Marvin suggested I paint black spots on Edsel and give HIM to the firemen for saving my life the other day. Now, see? That's why Marvin makes the big dollars. Allllways thinking.
What a valuable asset to a fire Edsel would be. "Oh! Oh Edzul God! Oh no! Edzul flap paws uselisslee! Maybe we play wif Edzul blue toy now?"
No one has Dalmatians anymore. Why is that? My grandfather had them. Somewhere there's a picture of one of their Dalmatians lying on the couch, and me using it as a pillow so I can read. The dog looks all, "Okay, I DO this because I know you kick my spotted ass to curb otherwise, but NOT HAPPY ABOUT IT."
Do you like how my story has progressed to the firemen saved my life? Who can take a nothing story and suddenly make it all seem worthwhile? Well, it's me girl and you should know it.
Speaking of old TV shows, AND I JUST WAS, stop being so young, I was next to a woman at work who had one of those commuter mugs, and it had a giant cursive L on it. "Oh, are you Laverne DeFazio?" I asked her, loving my own self as per usual. Loving me is easy cause I'm beautiful.

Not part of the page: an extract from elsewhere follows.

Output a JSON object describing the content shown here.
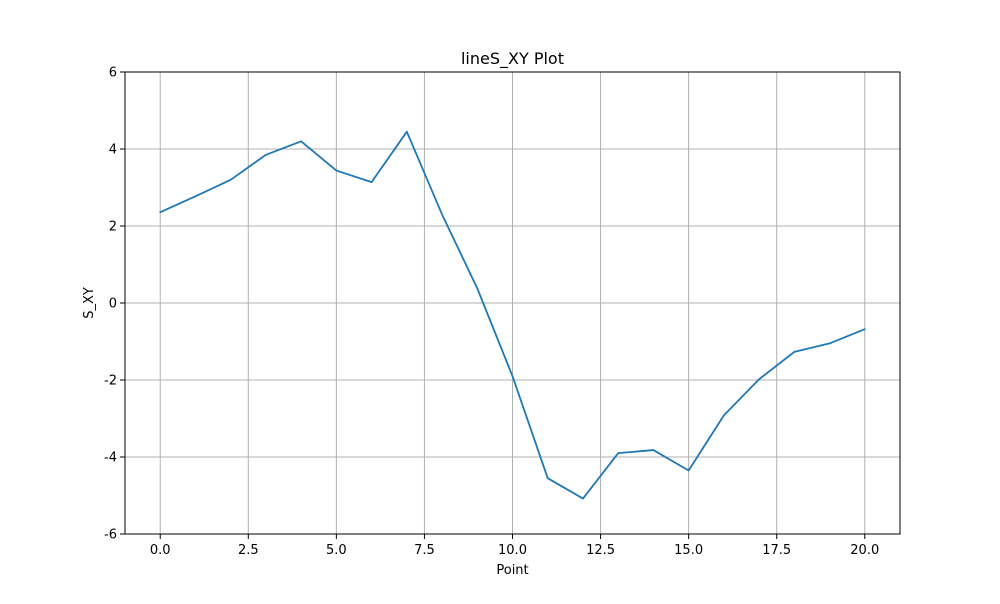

"?" said the poor girl sitting next to me, who just wanted to learn about our sign-up process for health insurance this year.

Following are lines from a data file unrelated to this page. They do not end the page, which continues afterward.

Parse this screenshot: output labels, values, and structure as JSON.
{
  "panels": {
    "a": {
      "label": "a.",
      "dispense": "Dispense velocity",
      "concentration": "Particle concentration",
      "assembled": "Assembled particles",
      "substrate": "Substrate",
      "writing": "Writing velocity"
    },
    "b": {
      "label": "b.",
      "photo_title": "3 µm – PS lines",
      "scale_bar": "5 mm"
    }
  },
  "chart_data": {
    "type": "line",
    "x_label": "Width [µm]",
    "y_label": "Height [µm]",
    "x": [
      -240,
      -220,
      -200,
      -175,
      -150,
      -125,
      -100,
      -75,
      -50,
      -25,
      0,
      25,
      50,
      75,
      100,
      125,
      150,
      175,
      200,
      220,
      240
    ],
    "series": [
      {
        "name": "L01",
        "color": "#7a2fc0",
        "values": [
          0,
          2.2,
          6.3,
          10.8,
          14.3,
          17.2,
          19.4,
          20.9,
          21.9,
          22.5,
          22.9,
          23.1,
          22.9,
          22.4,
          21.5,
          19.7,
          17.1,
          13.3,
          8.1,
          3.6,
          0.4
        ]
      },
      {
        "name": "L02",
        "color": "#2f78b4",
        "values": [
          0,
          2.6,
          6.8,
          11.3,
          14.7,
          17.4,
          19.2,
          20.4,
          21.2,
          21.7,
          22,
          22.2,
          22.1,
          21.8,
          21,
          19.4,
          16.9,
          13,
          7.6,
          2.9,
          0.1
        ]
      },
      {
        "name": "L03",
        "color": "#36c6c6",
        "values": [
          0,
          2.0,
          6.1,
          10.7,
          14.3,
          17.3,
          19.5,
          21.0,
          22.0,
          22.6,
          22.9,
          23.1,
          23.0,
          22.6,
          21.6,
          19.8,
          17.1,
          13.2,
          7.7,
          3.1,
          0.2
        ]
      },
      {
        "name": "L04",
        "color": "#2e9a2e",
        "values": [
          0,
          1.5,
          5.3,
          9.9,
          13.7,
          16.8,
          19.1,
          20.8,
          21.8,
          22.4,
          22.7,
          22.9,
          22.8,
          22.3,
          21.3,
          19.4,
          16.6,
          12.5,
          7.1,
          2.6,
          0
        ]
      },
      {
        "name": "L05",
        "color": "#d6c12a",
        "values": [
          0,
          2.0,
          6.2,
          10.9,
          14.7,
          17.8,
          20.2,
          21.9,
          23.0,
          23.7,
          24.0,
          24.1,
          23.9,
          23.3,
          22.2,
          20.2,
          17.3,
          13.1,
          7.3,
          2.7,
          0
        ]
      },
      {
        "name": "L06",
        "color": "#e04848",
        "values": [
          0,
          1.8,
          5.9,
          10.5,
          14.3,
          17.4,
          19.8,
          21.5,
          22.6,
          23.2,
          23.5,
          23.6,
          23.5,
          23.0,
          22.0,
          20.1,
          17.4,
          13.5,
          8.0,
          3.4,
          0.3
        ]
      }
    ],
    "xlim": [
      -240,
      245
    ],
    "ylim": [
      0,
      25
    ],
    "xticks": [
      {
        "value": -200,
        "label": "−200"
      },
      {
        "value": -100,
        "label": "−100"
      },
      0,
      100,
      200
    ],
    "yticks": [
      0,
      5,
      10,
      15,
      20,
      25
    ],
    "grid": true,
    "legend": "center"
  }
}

"Laverne. Laverne on Laverne and Shirley. How she always had the L-- Oh my God. Oh Edsel God. You're too young to know who that is."
It had not occurred to me until that moment that anyone would NOT know the ins and outs of Laverne and Shirley's lives. I mean, I refer to them so often. Basement apartments, obnoxious neighbors, boyfriends who go from rags to riches, milk and Pepsi. There are so many reasons to think about Laverne and Shirley. And now there are legions of actual adults with actual jobs NOT KNOWING WHO THEY ARE. It's like I'm Ethel Mertz talking about my days in vaudeville.
Actually, I mention them at work a lot, because remember my last job, where I got laid off with 40 other people? I see SO MANY of those people at my new workplace, and I often say, "This is like when Laverne and Shirley moved to LA, and then so did everyone else from the show, so even though they were in a whole new place, hey! There's Squiggy!"
In fact, just the other day I ran into the artist (copy editor) formerly known as my next-cubicle neighbor, Jane West. She now sits two floors up from me. "Oh, hey! Your hair looks good!" she said. "Is it darker? It was..." she struggled to describe it for some reason. "It was more...blonder before."
Wow.
"What exactly do you do for a living?" I asked her. More blonder.
Anyway, I have to go. We get this thorough health check thing at work today for our insurance--INsurance, as they pronounce it here, and the other day I heard myself say it that way and got annoyed with me--but before that I may or may not be getting Botox. So we are supposed to be fasting and yet I will have botulism coursing through my veins.
Cannot wait for my results. "Everything looks good. Except you have a mild case of botulism."
And in case you wondered if Lily is still pretty, she is. Also she adores the webcam, still. NO ONE LIKES THE WEB CAM. She's just like Laverne's stepmother.